Second CBD a better way to grow - John Palino
19 August 2013
Second CBD a better way to grow
At the launch of his fifth policy outline today, Auckland Mayoral candidate John Palino said, “It’s time Aucklanders were given an alternative to the sprawling intensification proposed by the Brown-led Auckland Council.
We don’t have to cram new residents into suburbs that were never designed for high intensification. We don’t have to destroy our communities and neighbourhoods. We don’t have to watch as the city we all know and love is torn apart to suit Council agenda.
There is an alternative to housing Auckland’s growing population and that is the creation of a second CBD.

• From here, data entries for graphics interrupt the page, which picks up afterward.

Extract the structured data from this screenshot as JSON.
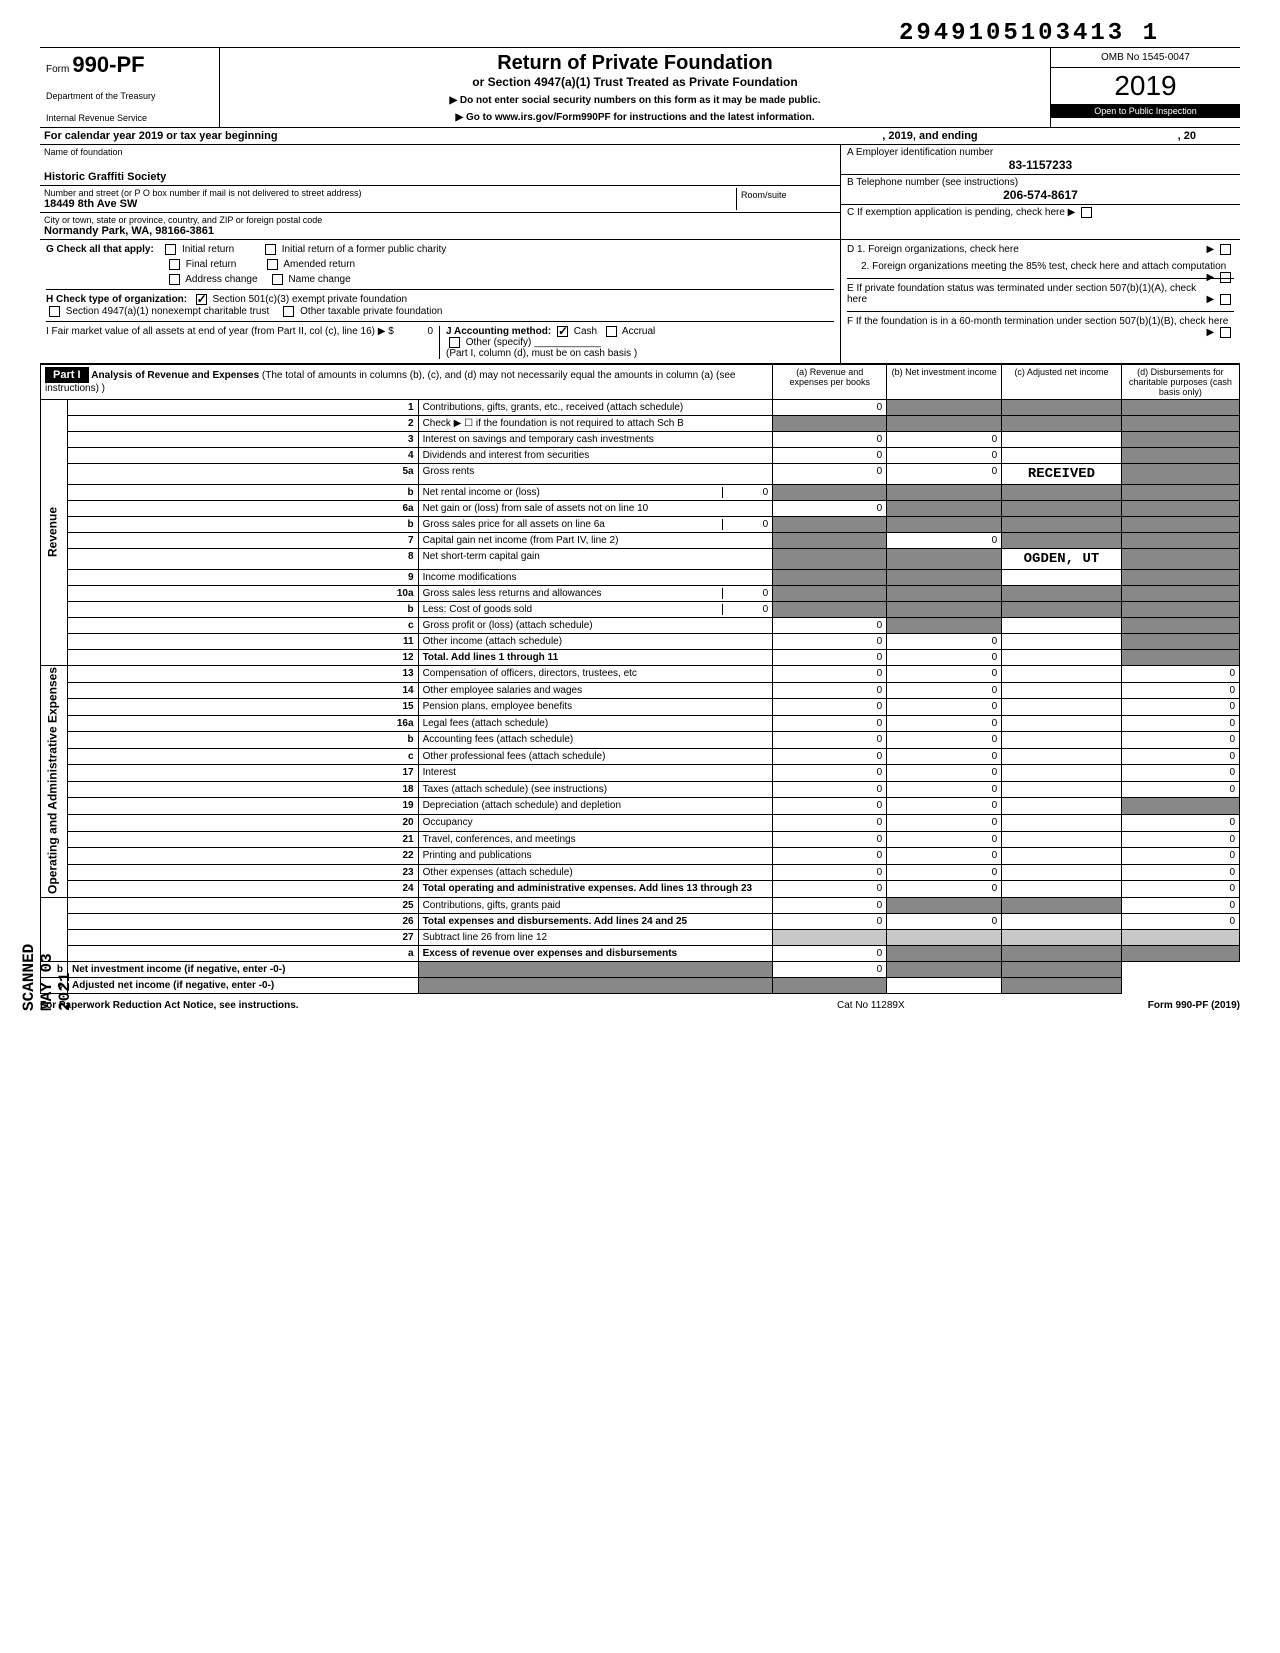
{
  "header": {
    "topNumber": "2949105103413 1",
    "formPrefix": "Form",
    "formNumber": "990-PF",
    "titleMain": "Return of Private Foundation",
    "titleSub": "or Section 4947(a)(1) Trust Treated as Private Foundation",
    "note1": "▶ Do not enter social security numbers on this form as it may be made public.",
    "note2": "▶ Go to www.irs.gov/Form990PF for instructions and the latest information.",
    "dept1": "Department of the Treasury",
    "dept2": "Internal Revenue Service",
    "omb": "OMB No 1545-0047",
    "year": "2019",
    "inspection": "Open to Public Inspection"
  },
  "calYear": {
    "text1": "For calendar year 2019 or tax year beginning",
    "text2": ", 2019, and ending",
    "text3": ", 20"
  },
  "info": {
    "nameLabel": "Name of foundation",
    "name": "Historic Graffiti Society",
    "addrLabel": "Number and street (or P O  box number if mail is not delivered to street address)",
    "addr": "18449 8th Ave SW",
    "roomLabel": "Room/suite",
    "room": "",
    "cityLabel": "City or town, state or province, country, and ZIP or foreign postal code",
    "city": "Normandy Park, WA, 98166-3861",
    "A_label": "A  Employer identification number",
    "A_value": "83-1157233",
    "B_label": "B  Telephone number (see instructions)",
    "B_value": "206-574-8617",
    "C_label": "C  If exemption application is pending, check here ▶",
    "D1": "D  1. Foreign organizations, check here",
    "D2": "2. Foreign organizations meeting the 85% test, check here and attach computation",
    "E": "E  If private foundation status was terminated under section 507(b)(1)(A), check here",
    "F": "F  If the foundation is in a 60-month termination under section 507(b)(1)(B), check here"
  },
  "sectionG": {
    "label": "G  Check all that apply:",
    "initial": "Initial return",
    "initialFormer": "Initial return of a former public charity",
    "final": "Final return",
    "amended": "Amended return",
    "addressChange": "Address change",
    "nameChange": "Name change"
  },
  "sectionH": {
    "label": "H  Check type of organization:",
    "opt1": "Section 501(c)(3) exempt private foundation",
    "opt2": "Section 4947(a)(1) nonexempt charitable trust",
    "opt3": "Other taxable private foundation"
  },
  "sectionI": {
    "label": "I  Fair market value of all assets at end of year (from Part II, col (c), line 16) ▶ $",
    "value": "0"
  },
  "sectionJ": {
    "label": "J  Accounting method:",
    "cash": "Cash",
    "accrual": "Accrual",
    "other": "Other (specify)",
    "note": "(Part I, column (d), must be on cash basis )"
  },
  "part1": {
    "header": "Part I",
    "title": "Analysis of Revenue and Expenses",
    "titleNote": "(The total of amounts in columns (b), (c), and (d) may not necessarily equal the amounts in column (a) (see instructions) )",
    "colA": "(a) Revenue and expenses per books",
    "colB": "(b) Net investment income",
    "colC": "(c) Adjusted net income",
    "colD": "(d) Disbursements for charitable purposes (cash basis only)"
  },
  "sideLabels": {
    "revenue": "Revenue",
    "expenses": "Operating and Administrative Expenses"
  },
  "rows": [
    {
      "n": "1",
      "label": "Contributions, gifts, grants, etc., received (attach schedule)",
      "a": "0",
      "b": "",
      "c": "",
      "d": "",
      "bShade": "dark",
      "cShade": "dark",
      "dShade": "dark"
    },
    {
      "n": "2",
      "label": "Check ▶ ☐ if the foundation is not required to attach Sch B",
      "a": "",
      "b": "",
      "c": "",
      "d": "",
      "aShade": "dark",
      "bShade": "dark",
      "cShade": "dark",
      "dShade": "dark"
    },
    {
      "n": "3",
      "label": "Interest on savings and temporary cash investments",
      "a": "0",
      "b": "0",
      "c": "",
      "d": "",
      "dShade": "dark"
    },
    {
      "n": "4",
      "label": "Dividends and interest from securities",
      "a": "0",
      "b": "0",
      "c": "",
      "d": "",
      "dShade": "dark"
    },
    {
      "n": "5a",
      "label": "Gross rents",
      "a": "0",
      "b": "0",
      "c": "",
      "d": "",
      "cText": "RECEIVED",
      "dShade": "dark"
    },
    {
      "n": "b",
      "label": "Net rental income or (loss)",
      "suffix": "0",
      "a": "",
      "b": "",
      "c": "",
      "d": "",
      "aShade": "dark",
      "bShade": "dark",
      "cShade": "dark",
      "dShade": "dark"
    },
    {
      "n": "6a",
      "label": "Net gain or (loss) from sale of assets not on line 10",
      "a": "0",
      "b": "",
      "c": "",
      "d": "",
      "bShade": "dark",
      "cShade": "dark",
      "dShade": "dark"
    },
    {
      "n": "b",
      "label": "Gross sales price for all assets on line 6a",
      "suffix": "0",
      "a": "",
      "b": "",
      "c": "",
      "d": "",
      "aShade": "dark",
      "bShade": "dark",
      "cShade": "dark",
      "dShade": "dark"
    },
    {
      "n": "7",
      "label": "Capital gain net income (from Part IV, line 2)",
      "a": "",
      "b": "0",
      "c": "",
      "d": "",
      "aShade": "dark",
      "cShade": "dark",
      "dShade": "dark"
    },
    {
      "n": "8",
      "label": "Net short-term capital gain",
      "a": "",
      "b": "",
      "c": "",
      "d": "",
      "aShade": "dark",
      "bShade": "dark",
      "cText": "OGDEN, UT",
      "dShade": "dark"
    },
    {
      "n": "9",
      "label": "Income modifications",
      "a": "",
      "b": "",
      "c": "",
      "d": "",
      "aShade": "dark",
      "bShade": "dark",
      "dShade": "dark"
    },
    {
      "n": "10a",
      "label": "Gross sales less returns and allowances",
      "suffix": "0",
      "a": "",
      "b": "",
      "c": "",
      "d": "",
      "aShade": "dark",
      "bShade": "dark",
      "cShade": "dark",
      "dShade": "dark"
    },
    {
      "n": "b",
      "label": "Less: Cost of goods sold",
      "suffix": "0",
      "a": "",
      "b": "",
      "c": "",
      "d": "",
      "aShade": "dark",
      "bShade": "dark",
      "cShade": "dark",
      "dShade": "dark"
    },
    {
      "n": "c",
      "label": "Gross profit or (loss) (attach schedule)",
      "a": "0",
      "b": "",
      "c": "",
      "d": "",
      "bShade": "dark",
      "dShade": "dark"
    },
    {
      "n": "11",
      "label": "Other income (attach schedule)",
      "a": "0",
      "b": "0",
      "c": "",
      "d": "",
      "dShade": "dark"
    },
    {
      "n": "12",
      "label": "Total. Add lines 1 through 11",
      "bold": true,
      "a": "0",
      "b": "0",
      "c": "",
      "d": "",
      "dShade": "dark"
    },
    {
      "n": "13",
      "label": "Compensation of officers, directors, trustees, etc",
      "a": "0",
      "b": "0",
      "c": "",
      "d": "0"
    },
    {
      "n": "14",
      "label": "Other employee salaries and wages",
      "a": "0",
      "b": "0",
      "c": "",
      "d": "0"
    },
    {
      "n": "15",
      "label": "Pension plans, employee benefits",
      "a": "0",
      "b": "0",
      "c": "",
      "d": "0"
    },
    {
      "n": "16a",
      "label": "Legal fees (attach schedule)",
      "a": "0",
      "b": "0",
      "c": "",
      "d": "0"
    },
    {
      "n": "b",
      "label": "Accounting fees (attach schedule)",
      "a": "0",
      "b": "0",
      "c": "",
      "d": "0"
    },
    {
      "n": "c",
      "label": "Other professional fees (attach schedule)",
      "a": "0",
      "b": "0",
      "c": "",
      "d": "0"
    },
    {
      "n": "17",
      "label": "Interest",
      "a": "0",
      "b": "0",
      "c": "",
      "d": "0"
    },
    {
      "n": "18",
      "label": "Taxes (attach schedule) (see instructions)",
      "a": "0",
      "b": "0",
      "c": "",
      "d": "0"
    },
    {
      "n": "19",
      "label": "Depreciation (attach schedule) and depletion",
      "a": "0",
      "b": "0",
      "c": "",
      "d": "",
      "dShade": "dark"
    },
    {
      "n": "20",
      "label": "Occupancy",
      "a": "0",
      "b": "0",
      "c": "",
      "d": "0"
    },
    {
      "n": "21",
      "label": "Travel, conferences, and meetings",
      "a": "0",
      "b": "0",
      "c": "",
      "d": "0"
    },
    {
      "n": "22",
      "label": "Printing and publications",
      "a": "0",
      "b": "0",
      "c": "",
      "d": "0"
    },
    {
      "n": "23",
      "label": "Other expenses (attach schedule)",
      "a": "0",
      "b": "0",
      "c": "",
      "d": "0"
    },
    {
      "n": "24",
      "label": "Total operating and administrative expenses. Add lines 13 through 23",
      "bold": true,
      "a": "0",
      "b": "0",
      "c": "",
      "d": "0"
    },
    {
      "n": "25",
      "label": "Contributions, gifts, grants paid",
      "a": "0",
      "b": "",
      "c": "",
      "d": "0",
      "bShade": "dark",
      "cShade": "dark"
    },
    {
      "n": "26",
      "label": "Total expenses and disbursements. Add lines 24 and 25",
      "bold": true,
      "a": "0",
      "b": "0",
      "c": "",
      "d": "0"
    },
    {
      "n": "27",
      "label": "Subtract line 26 from line 12",
      "a": "",
      "b": "",
      "c": "",
      "d": "",
      "aShade": "shaded",
      "bShade": "shaded",
      "cShade": "shaded",
      "dShade": "shaded"
    },
    {
      "n": "a",
      "label": "Excess of revenue over expenses and disbursements",
      "bold": true,
      "a": "0",
      "b": "",
      "c": "",
      "d": "",
      "bShade": "dark",
      "cShade": "dark",
      "dShade": "dark"
    },
    {
      "n": "b",
      "label": "Net investment income (if negative, enter -0-)",
      "bold": true,
      "a": "",
      "b": "0",
      "c": "",
      "d": "",
      "aShade": "dark",
      "cShade": "dark",
      "dShade": "dark"
    },
    {
      "n": "c",
      "label": "Adjusted net income (if negative, enter -0-)",
      "bold": true,
      "a": "",
      "b": "",
      "c": "",
      "d": "",
      "aShade": "dark",
      "bShade": "dark",
      "dShade": "dark"
    }
  ],
  "stamps": {
    "scanned": "SCANNED MAY 03 2021"
  },
  "footer": {
    "left": "For Paperwork Reduction Act Notice, see instructions.",
    "mid": "Cat No 11289X",
    "right": "Form 990-PF (2019)"
  }
}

If we concentrate new development within a specific area, maybe on redeveloped industrial land in Manukau, or on a Greenfield site serviced by rail or a busway, we can not only take the growth pressure out of Auckland’s suburbs, we can build a great new city where people want to live.
We can build up, reducing the need to build out. We can get the commercial sector involved to reduce the risk to ratepayers. We can design a smart city, a green city, a city that meets the needs of 21st century Auckland.
Just look at the passion of Cantabrians enthused about the rebuild of their city centre. They see the opportunity created by the rebuild, they see the jobs, they see the excitement and the amenity.
We can have that here. We’re going to need to build a whole new Christchurch in Auckland in just the next two decades. We should be as excited about this opportunity as the Cantabrians.
But the Council’s top-down, “my way or the highway” approach to growth has killed off the excitement we all should be feeling about Auckland’s future.
This is such a lost opportunity.
I want to bring back the lost promise of growth. I want to bring back Auckland’s mojo. I want to build a new city that provides new jobs and new prosperity for everyone, a city in which the world will recognize.
We don’t have to accept the destruction of our communities and neighbourhoods as an ever increasing number of residents are forced into streets that cannot meet their needs. There is another way.”